Bendix, Richard. "Sociology and The Distrust of Reason," American Sociological Review 35

 

Bendix, Richard. "Sociology and The Distrust of Reason," American Sociological Review 35
(October, 1970), pp. 831- 843.

This is a period piece. At the opening of the decade which was to reveal so much, here is a
spokesperson for sociology explaining to us just what is going on. He finds that the rationality
which forms the basis of scientific sociology is now mistrusted by a large and growing segment
of the population. Rationality no longer occupies the place of honor it is supposed to have in our
rational society. This article suggests how we have come down this Road To Suspicion, by
Remmling, and how the label "fascist" is used by the subjective/emotionalist to refer to the
rational mode of analysis.

The politicizing of sociology during the Viet Nam war, the race crisis, and the hubbub of the late
1960s meant that an entire generation was made aware of the potential for opposition by people
whose political values differed but who were supposed to be sociologists.
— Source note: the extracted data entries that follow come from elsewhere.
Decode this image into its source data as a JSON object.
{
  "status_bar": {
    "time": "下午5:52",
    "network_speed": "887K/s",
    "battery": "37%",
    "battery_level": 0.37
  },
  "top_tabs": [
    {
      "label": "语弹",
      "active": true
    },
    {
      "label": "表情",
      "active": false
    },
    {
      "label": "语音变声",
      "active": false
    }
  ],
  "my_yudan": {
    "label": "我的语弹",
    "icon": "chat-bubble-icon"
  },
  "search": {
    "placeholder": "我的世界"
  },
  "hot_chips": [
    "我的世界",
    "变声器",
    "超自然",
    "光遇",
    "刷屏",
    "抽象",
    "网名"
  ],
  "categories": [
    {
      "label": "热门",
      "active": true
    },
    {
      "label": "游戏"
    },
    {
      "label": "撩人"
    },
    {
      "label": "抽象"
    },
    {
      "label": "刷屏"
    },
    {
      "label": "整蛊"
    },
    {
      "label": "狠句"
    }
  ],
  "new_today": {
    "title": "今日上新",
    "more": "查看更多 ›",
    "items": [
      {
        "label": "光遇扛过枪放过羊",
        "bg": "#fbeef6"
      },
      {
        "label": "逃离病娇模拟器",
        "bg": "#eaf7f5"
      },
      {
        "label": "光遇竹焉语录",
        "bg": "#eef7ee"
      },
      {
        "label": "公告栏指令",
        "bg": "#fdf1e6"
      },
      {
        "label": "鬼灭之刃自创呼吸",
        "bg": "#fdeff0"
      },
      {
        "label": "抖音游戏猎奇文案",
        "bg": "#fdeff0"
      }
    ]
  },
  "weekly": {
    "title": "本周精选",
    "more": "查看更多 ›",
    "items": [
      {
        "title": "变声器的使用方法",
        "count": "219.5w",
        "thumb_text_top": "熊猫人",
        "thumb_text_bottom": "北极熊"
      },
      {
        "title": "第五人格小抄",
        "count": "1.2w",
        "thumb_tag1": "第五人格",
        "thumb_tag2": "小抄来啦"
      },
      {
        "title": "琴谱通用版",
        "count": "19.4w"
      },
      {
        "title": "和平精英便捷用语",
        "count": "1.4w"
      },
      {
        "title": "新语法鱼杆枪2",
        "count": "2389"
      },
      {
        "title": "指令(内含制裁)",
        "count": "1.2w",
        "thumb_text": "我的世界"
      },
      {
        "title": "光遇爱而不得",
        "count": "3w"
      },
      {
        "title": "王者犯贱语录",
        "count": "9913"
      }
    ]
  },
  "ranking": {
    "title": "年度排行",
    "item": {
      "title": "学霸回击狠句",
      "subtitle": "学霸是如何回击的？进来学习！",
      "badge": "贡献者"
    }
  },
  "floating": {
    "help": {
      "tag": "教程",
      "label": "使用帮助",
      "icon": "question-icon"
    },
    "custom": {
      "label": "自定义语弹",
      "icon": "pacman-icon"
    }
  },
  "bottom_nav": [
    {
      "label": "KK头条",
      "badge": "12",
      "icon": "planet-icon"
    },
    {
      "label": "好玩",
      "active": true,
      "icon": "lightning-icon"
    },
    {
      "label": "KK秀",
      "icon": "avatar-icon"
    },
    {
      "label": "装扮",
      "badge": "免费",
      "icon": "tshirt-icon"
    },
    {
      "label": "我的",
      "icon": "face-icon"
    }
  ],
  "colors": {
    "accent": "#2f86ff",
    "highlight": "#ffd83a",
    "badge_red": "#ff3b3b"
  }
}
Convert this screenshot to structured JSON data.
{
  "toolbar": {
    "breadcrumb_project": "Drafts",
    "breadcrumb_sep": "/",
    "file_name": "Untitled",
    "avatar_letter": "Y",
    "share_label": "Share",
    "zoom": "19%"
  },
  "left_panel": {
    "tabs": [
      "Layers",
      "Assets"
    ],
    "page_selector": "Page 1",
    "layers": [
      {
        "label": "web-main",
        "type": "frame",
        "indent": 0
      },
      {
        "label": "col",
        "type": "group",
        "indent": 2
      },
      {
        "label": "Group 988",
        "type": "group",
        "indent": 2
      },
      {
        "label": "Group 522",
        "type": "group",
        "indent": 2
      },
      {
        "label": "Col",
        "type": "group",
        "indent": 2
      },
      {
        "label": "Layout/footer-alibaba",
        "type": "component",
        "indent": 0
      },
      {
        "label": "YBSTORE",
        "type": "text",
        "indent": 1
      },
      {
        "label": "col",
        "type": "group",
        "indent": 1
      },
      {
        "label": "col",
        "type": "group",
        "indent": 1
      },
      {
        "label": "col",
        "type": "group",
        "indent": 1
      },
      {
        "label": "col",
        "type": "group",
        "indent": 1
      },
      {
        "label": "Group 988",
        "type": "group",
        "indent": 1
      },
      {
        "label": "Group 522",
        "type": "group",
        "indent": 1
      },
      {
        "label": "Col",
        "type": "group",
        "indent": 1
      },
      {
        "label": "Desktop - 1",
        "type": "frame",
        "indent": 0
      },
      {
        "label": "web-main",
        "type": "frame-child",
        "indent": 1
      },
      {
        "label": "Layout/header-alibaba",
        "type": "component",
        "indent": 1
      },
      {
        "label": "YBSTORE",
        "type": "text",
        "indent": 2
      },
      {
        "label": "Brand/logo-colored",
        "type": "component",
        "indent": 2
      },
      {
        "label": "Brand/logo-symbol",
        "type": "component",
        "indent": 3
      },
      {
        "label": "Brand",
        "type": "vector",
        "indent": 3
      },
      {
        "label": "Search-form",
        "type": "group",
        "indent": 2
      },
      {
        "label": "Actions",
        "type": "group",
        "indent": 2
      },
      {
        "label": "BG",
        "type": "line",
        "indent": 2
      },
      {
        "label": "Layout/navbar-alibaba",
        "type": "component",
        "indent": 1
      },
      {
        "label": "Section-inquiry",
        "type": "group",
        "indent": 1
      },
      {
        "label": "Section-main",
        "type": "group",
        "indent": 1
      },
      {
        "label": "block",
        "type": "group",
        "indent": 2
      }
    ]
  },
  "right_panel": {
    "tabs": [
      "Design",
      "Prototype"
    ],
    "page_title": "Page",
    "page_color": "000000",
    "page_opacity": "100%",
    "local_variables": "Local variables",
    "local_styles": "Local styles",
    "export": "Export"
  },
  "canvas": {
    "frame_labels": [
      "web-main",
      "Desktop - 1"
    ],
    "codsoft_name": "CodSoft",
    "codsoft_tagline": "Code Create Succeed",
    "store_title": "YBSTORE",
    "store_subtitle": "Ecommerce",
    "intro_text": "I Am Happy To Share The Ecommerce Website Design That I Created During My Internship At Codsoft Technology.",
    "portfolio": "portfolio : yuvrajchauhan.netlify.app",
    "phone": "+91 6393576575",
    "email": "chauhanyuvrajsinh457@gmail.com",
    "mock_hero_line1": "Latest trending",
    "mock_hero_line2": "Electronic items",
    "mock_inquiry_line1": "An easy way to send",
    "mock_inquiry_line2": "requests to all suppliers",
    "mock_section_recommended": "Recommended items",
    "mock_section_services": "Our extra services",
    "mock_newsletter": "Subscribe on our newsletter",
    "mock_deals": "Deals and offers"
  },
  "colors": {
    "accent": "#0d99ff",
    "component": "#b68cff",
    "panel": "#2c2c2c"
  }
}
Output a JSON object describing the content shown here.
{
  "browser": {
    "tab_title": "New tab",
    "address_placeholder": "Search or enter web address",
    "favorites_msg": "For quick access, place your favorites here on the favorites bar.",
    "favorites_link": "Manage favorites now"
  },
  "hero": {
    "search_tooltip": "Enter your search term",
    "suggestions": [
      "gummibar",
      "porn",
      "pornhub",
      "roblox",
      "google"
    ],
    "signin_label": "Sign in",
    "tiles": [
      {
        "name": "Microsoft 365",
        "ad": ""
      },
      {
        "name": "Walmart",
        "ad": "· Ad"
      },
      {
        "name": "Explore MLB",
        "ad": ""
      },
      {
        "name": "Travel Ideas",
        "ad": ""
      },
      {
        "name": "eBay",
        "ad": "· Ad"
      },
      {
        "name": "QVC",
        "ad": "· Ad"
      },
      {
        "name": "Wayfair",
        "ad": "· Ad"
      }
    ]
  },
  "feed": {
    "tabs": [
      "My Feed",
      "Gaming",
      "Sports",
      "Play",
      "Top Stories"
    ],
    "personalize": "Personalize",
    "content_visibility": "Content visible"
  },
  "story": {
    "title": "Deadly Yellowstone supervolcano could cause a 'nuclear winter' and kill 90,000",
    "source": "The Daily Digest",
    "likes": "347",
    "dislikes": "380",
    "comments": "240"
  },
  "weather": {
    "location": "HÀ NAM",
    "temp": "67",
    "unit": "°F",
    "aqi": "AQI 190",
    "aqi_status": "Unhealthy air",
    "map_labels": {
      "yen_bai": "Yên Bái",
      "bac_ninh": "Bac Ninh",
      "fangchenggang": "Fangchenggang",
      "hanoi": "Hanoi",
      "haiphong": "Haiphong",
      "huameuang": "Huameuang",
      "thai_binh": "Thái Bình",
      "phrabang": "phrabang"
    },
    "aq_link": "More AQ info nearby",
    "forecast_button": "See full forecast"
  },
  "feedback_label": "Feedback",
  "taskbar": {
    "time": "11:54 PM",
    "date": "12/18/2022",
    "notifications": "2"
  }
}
Reason itself was
questioned as a satisfactory bridge over the chasm of disbelief in either method or theory.

Bendix tries to trace the history of this sort of distrust of sociology. He has a passion for the use
of reason and he has high hopes for sociology. But here is something of a paradox: one adds to
the total of confusion by adding sociological constructivism and sociological relativism.
Sociology is essentially destructive to "certainty."